Yesterday I had the good fortune to experience a wonderful Vagabond Photography Adventure at The Vancouver Art Gallery and Stanley Park. Vancouver is sparkling on sunny spring days and I felt the need for adventure more keenly than I have since moving here 3 short months ago. Prompted by a series of recent conversations about the art and writing of Emily Carr, I knew I needed to visit The Vancouver Art Gallery’s new exhibit called Beyond the Trees which explores the work of Emily Carr, along with local artists whose work reflect Carr’s unique use of pattern and movement to depict the brooding, immense landscape of beautiful British Columbia.
I have long been a fan of Emily Carr’s work, but it was not until I moved here and experienced this rugged, mysterious landscape first hand that I realized her gift for expressing the feeling one gets when left alone under the immense sky or canopy of ancient trees that pervades outdoor life in BC. At the gallery’s gift shop I picked up a copy of Carr’s journals called Hundreds and Thousands and have just scratched the surface of the inner workings of Emily Carr…the “why” of her gracious art.
I was interested to learn that much of her later work was in fact influenced by a visit to The Group of Seven in 1927. Carr was amazed at the boldness of their works and very humbly wrote: “They have arrested the art world. They are not afraid of adverse criticisms. They are big and courageous. I know they are building an art worthy of our great country, and I want to have my share, to put in a little spoke for the West, one woman holding up my end.”
Little did she know that history and time would look back on the entirety of her work and realize that she too was making an art worthy of our great country, as the painter of the landscape and spirit of British Columbia. In her journal she writes “There is something bigger than fact: the underlying spirit, all it stands for, the mood, the vastness, the wildness, the Western breath of go-to-the-devil-if-you-don’t-like-it, the eternal big spaces of it. Oh the West! I’m of it and I love it!”

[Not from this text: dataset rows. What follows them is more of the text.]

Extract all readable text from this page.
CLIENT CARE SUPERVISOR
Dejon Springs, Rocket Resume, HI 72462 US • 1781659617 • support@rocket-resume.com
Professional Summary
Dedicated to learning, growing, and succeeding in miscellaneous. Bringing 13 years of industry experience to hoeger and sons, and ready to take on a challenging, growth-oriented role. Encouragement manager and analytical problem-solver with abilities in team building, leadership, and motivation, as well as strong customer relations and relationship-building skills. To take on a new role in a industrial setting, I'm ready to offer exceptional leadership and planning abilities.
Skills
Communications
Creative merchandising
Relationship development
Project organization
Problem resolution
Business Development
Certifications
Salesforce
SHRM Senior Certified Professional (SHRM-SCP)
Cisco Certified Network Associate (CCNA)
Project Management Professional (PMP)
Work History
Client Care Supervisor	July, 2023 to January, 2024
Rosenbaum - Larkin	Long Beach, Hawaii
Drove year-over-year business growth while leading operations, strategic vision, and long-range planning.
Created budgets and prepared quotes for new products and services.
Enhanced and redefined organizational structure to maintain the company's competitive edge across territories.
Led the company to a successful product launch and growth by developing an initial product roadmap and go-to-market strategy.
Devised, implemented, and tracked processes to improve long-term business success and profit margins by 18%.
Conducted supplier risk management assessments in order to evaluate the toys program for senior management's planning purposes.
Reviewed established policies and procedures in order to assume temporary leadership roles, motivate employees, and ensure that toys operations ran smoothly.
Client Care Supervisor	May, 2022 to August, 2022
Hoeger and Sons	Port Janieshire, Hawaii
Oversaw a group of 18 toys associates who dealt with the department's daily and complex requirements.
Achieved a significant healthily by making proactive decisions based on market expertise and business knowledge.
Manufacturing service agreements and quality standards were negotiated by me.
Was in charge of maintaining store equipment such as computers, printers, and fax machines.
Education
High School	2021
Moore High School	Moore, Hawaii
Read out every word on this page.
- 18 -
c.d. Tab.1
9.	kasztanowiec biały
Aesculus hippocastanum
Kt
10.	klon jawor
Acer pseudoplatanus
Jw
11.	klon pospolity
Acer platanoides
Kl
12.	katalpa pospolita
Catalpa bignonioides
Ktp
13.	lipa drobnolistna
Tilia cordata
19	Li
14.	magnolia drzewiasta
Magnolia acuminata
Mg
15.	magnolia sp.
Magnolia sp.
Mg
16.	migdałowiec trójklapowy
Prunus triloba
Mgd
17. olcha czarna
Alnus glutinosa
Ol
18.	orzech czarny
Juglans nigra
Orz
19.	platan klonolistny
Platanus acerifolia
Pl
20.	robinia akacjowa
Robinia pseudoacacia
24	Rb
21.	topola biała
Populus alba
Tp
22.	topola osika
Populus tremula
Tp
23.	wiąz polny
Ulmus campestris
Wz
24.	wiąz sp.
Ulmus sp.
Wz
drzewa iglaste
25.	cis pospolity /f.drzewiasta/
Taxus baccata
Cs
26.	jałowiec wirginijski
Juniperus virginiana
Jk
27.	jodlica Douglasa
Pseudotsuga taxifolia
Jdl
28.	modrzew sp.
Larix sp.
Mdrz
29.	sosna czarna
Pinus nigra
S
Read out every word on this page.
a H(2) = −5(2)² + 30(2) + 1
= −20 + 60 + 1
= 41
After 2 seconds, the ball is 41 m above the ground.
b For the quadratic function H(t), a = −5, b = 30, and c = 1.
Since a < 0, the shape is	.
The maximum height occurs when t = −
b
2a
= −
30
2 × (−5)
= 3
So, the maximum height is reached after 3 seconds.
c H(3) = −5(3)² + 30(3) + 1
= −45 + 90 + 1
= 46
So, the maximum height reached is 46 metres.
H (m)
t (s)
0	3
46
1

I’m sure as I continue down this path of discovery in my new home province that there will be more posts about Emily Carr as her work and spirit also influences me. I hope too that you can enjoy some of the photos I take along the way on this journey, like the snap above of one of the newest totems to adorn Stanley Park, one of three wondrous welcome portals from the Coast Salish people. You can find my latest photos over on my website.
If you would like to learn more about Emily Carr, please take a walk through the lovely Beyond the Trees Exhibit at the Vancouver Art Gallery, or pick up Hundreds and Thousands at your local book store for an intimate, inside look at what inspired her work. You can also watch the much-loved Heritage Minute by Historica Canada. Or, just step outside and appreciate the beauty that surrounds we lucky Canadians each and every day!